The total bacterial count estimated in this study was lower than bacterial count described in other studies. Chin et al. (1999) measured a total bacterial count up to 2.5x108 cells per gram dry weight. The first study employed diluted nutrient agar method yielded a viable bacteria counts of 1.96x106 to 5.56x107 using most probable number method and 2.39-10.01x107 CFU g-1 using plate count experiments. (Janssen et al., 2002). Other study applying fluorescence microscopy after staining with 4,6-diamidino-2-phenylindole (DAPI) showed a bacterial count of 1.2-1.6x109 cells per gram dry soil (Schoenborn et al., 2004).
The ability of bacteria to resist environmental stresses by formation of endospores was characteristics an all types of soil, however in different percentages. The distribution of Gram positive and Gram negative bacteria was investigated and varying among the different types of soil. Gram positive bacteria was generally dominating the Gram negative bacteria which is probably due to the ability of Gram positive bacteria to form endospores and develop other stress response answers (Hecker et al., 2007). The dominance of Gram positive bacteria over Gram negative in soil was also observed in other studies (Da Silva and Nahas, 2002). Consequently, it survives environmental changes better than its counterpart Gram negative bacteria (Brigulla et al., 2003; Hecker and Volker, 2001; Joseph et al., 2003).

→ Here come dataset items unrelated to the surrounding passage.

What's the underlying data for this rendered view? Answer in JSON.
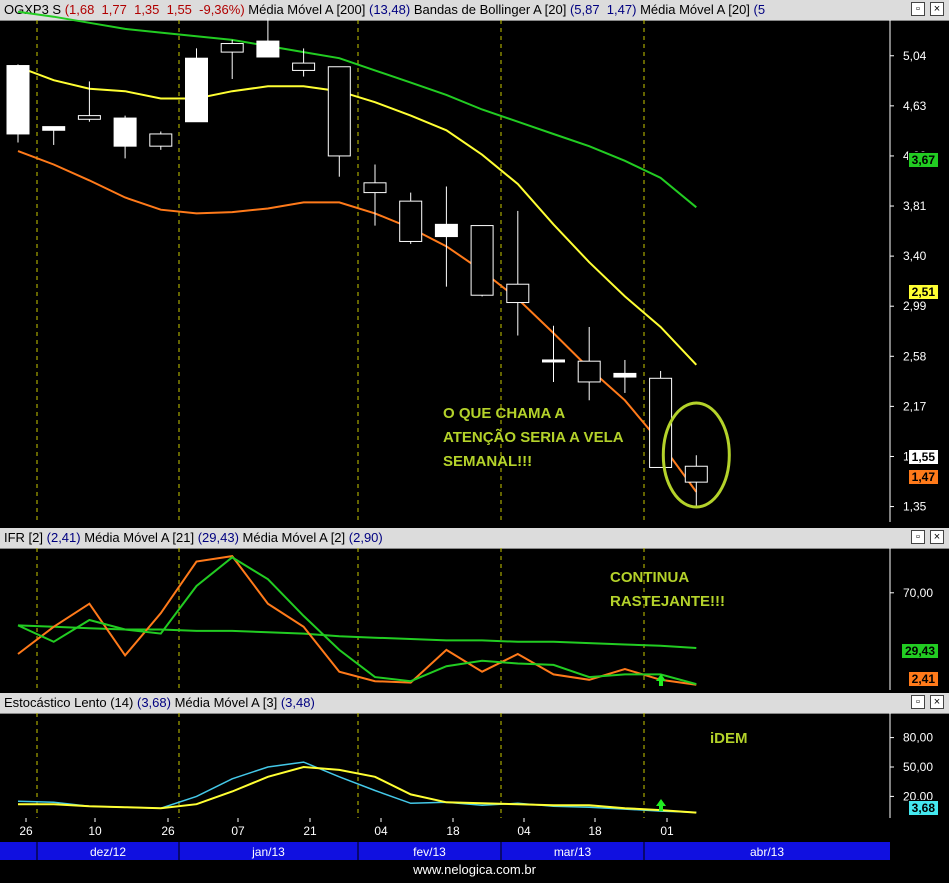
{
  "colors": {
    "ma200": "#22cc22",
    "boll": "#ffff33",
    "ma20": "#ff7a1a",
    "ifr": "#ff7a1a",
    "ifr_ma21": "#22cc22",
    "ifr_ma2": "#22cc22",
    "sto": "#44c8e8",
    "sto_ma3": "#ffff33",
    "grid_dash": "#c8c800",
    "annot": "#b4d22a"
  },
  "price_header": {
    "ticker": "OGXP3 S",
    "ohlc": "(1,68  1,77  1,35  1,55  -9,36%)",
    "ma200_label": "Média Móvel A [200]",
    "ma200_vals": "(13,48)",
    "boll_label": "Bandas de Bollinger A [20]",
    "boll_vals": "(5,87  1,47)",
    "ma20_label": "Média Móvel A [20]",
    "ma20_vals": "(5"
  },
  "ifr_header": {
    "label": "IFR [2]",
    "val": "(2,41)",
    "ma21_label": "Média Móvel A [21]",
    "ma21_val": "(29,43)",
    "ma2_label": "Média Móvel A [2]",
    "ma2_val": "(2,90)"
  },
  "sto_header": {
    "label": "Estocástico Lento (14)",
    "val": "(3,68)",
    "ma_label": "Média Móvel A [3]",
    "ma_val": "(3,48)"
  },
  "badges": {
    "ma200": "3,67",
    "boll": "2,51",
    "last": "1,55",
    "ma20": "1,47",
    "ifr_ma21": "29,43",
    "ifr": "2,41",
    "sto": "3,68"
  },
  "annotations": {
    "main": [
      "O QUE CHAMA A",
      "ATENÇÃO SERIA A VELA",
      "SEMANAL!!!"
    ],
    "ifr": [
      "CONTINUA",
      "RASTEJANTE!!!"
    ],
    "sto": [
      "iDEM"
    ]
  },
  "footer": "www.nelogica.com.br",
  "chart_data": [
    {
      "type": "candlestick",
      "price_ticks": [
        "5,04",
        "4,63",
        "4,22",
        "3,81",
        "3,40",
        "2,99",
        "2,58",
        "2,17",
        "1,76",
        "1,35"
      ],
      "ylim": [
        1.24,
        5.3
      ],
      "candles": [
        {
          "o": 4.4,
          "h": 4.97,
          "l": 4.33,
          "c": 4.96
        },
        {
          "o": 4.43,
          "h": 4.46,
          "l": 4.31,
          "c": 4.46
        },
        {
          "o": 4.55,
          "h": 4.83,
          "l": 4.5,
          "c": 4.52
        },
        {
          "o": 4.3,
          "h": 4.55,
          "l": 4.2,
          "c": 4.53
        },
        {
          "o": 4.4,
          "h": 4.42,
          "l": 4.27,
          "c": 4.3
        },
        {
          "o": 4.5,
          "h": 5.1,
          "l": 4.5,
          "c": 5.02
        },
        {
          "o": 5.14,
          "h": 5.17,
          "l": 4.85,
          "c": 5.07
        },
        {
          "o": 5.03,
          "h": 5.35,
          "l": 5.03,
          "c": 5.16
        },
        {
          "o": 4.98,
          "h": 5.1,
          "l": 4.87,
          "c": 4.92
        },
        {
          "o": 4.95,
          "h": 4.95,
          "l": 4.05,
          "c": 4.22
        },
        {
          "o": 4.0,
          "h": 4.15,
          "l": 3.65,
          "c": 3.92
        },
        {
          "o": 3.85,
          "h": 3.92,
          "l": 3.5,
          "c": 3.52
        },
        {
          "o": 3.56,
          "h": 3.97,
          "l": 3.15,
          "c": 3.66
        },
        {
          "o": 3.65,
          "h": 3.65,
          "l": 3.07,
          "c": 3.08
        },
        {
          "o": 3.17,
          "h": 3.77,
          "l": 2.75,
          "c": 3.02
        },
        {
          "o": 2.55,
          "h": 2.83,
          "l": 2.37,
          "c": 2.55
        },
        {
          "o": 2.54,
          "h": 2.82,
          "l": 2.22,
          "c": 2.37
        },
        {
          "o": 2.41,
          "h": 2.55,
          "l": 2.28,
          "c": 2.44
        },
        {
          "o": 2.4,
          "h": 2.46,
          "l": 1.67,
          "c": 1.67
        },
        {
          "o": 1.68,
          "h": 1.77,
          "l": 1.35,
          "c": 1.55
        }
      ],
      "ma200": [
        5.4,
        5.36,
        5.31,
        5.26,
        5.23,
        5.2,
        5.17,
        5.12,
        5.07,
        5.02,
        4.92,
        4.82,
        4.72,
        4.6,
        4.5,
        4.4,
        4.3,
        4.18,
        4.04,
        3.8
      ],
      "bollinger": [
        4.95,
        4.84,
        4.77,
        4.75,
        4.69,
        4.69,
        4.75,
        4.79,
        4.79,
        4.75,
        4.66,
        4.55,
        4.43,
        4.23,
        3.99,
        3.66,
        3.35,
        3.07,
        2.82,
        2.51
      ],
      "ma20": [
        4.26,
        4.15,
        4.02,
        3.88,
        3.78,
        3.75,
        3.76,
        3.79,
        3.84,
        3.84,
        3.75,
        3.63,
        3.48,
        3.28,
        3.05,
        2.77,
        2.48,
        2.22,
        1.87,
        1.47
      ]
    },
    {
      "type": "line",
      "name": "IFR",
      "y_ticks": [
        "70,00"
      ],
      "ylim": [
        0,
        100
      ],
      "ifr": [
        25,
        45,
        62,
        24,
        55,
        93,
        97,
        62,
        45,
        12,
        5,
        4,
        28,
        12,
        25,
        10,
        6,
        14,
        6,
        2.41
      ],
      "ma21": [
        46,
        45,
        44,
        43,
        43,
        42,
        42,
        41,
        40,
        38,
        37,
        36,
        35,
        35,
        34,
        34,
        33,
        32,
        31,
        29.43
      ],
      "ma2": [
        46,
        34,
        50,
        43,
        40,
        75,
        96,
        80,
        53,
        28,
        8,
        5,
        16,
        20,
        18,
        17,
        8,
        10,
        10,
        2.9
      ]
    },
    {
      "type": "line",
      "name": "Estocástico Lento",
      "y_ticks": [
        "80,00",
        "50,00",
        "20,00"
      ],
      "ylim": [
        0,
        100
      ],
      "sto": [
        15,
        14,
        10,
        9,
        8,
        20,
        38,
        50,
        55,
        40,
        26,
        13,
        14,
        11,
        13,
        10,
        9,
        7,
        5,
        3.68
      ],
      "sto_ma3": [
        12,
        12,
        10,
        9,
        8,
        12,
        25,
        40,
        50,
        47,
        40,
        22,
        14,
        13,
        12,
        11,
        11,
        8,
        6,
        3.48
      ]
    }
  ],
  "x_ticks": [
    "26",
    "10",
    "26",
    "07",
    "21",
    "04",
    "18",
    "04",
    "18",
    "01"
  ],
  "months": [
    "dez/12",
    "jan/13",
    "fev/13",
    "mar/13",
    "abr/13"
  ]
}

A morphological and biochemical identification of bacterial isolates were done because of the limited scientific and research resources and facilities in Gaza Strip. The genus identification of soil bacteria via morphological and biochemical test was used and employed in many studies (Da Silva and Nahas, 2002; Phillips et al., 2012). The identified bacterial isolates in this research project belonged to families Bacillaceae, Micrococcaceae, Staphylococcaceae, Streptomycetaceae, Aeromonadaceae, Pseudomonadaceae, Moraxellaceae, Enterobacteriaceae and Xanthomonadaceae. The most recently research projects depend on genotypic and molecular identification of bacterial isolates in their natural habitat such as air, water and soil. For example, Soil DNA extraction and sequencing PCR for bacterial tag-encoded FLX amplicon pyrosequencing of the 16S rDNA gene can be used to evaluate bacterial diversity from soil (Acosta-Martinez et al., 2010). The use of molecular biology methods in bacterial identification allows phyla level identification of bacterial diversity.
This study is considered as a promising start for identification and distribution of various bacterial families in the different soil types existed in the Gaza Strip. For more specific and genotypic identification of bacterial isolates in soil habitat of Gaza Strip, a the molecular biological methods should applied in future studies.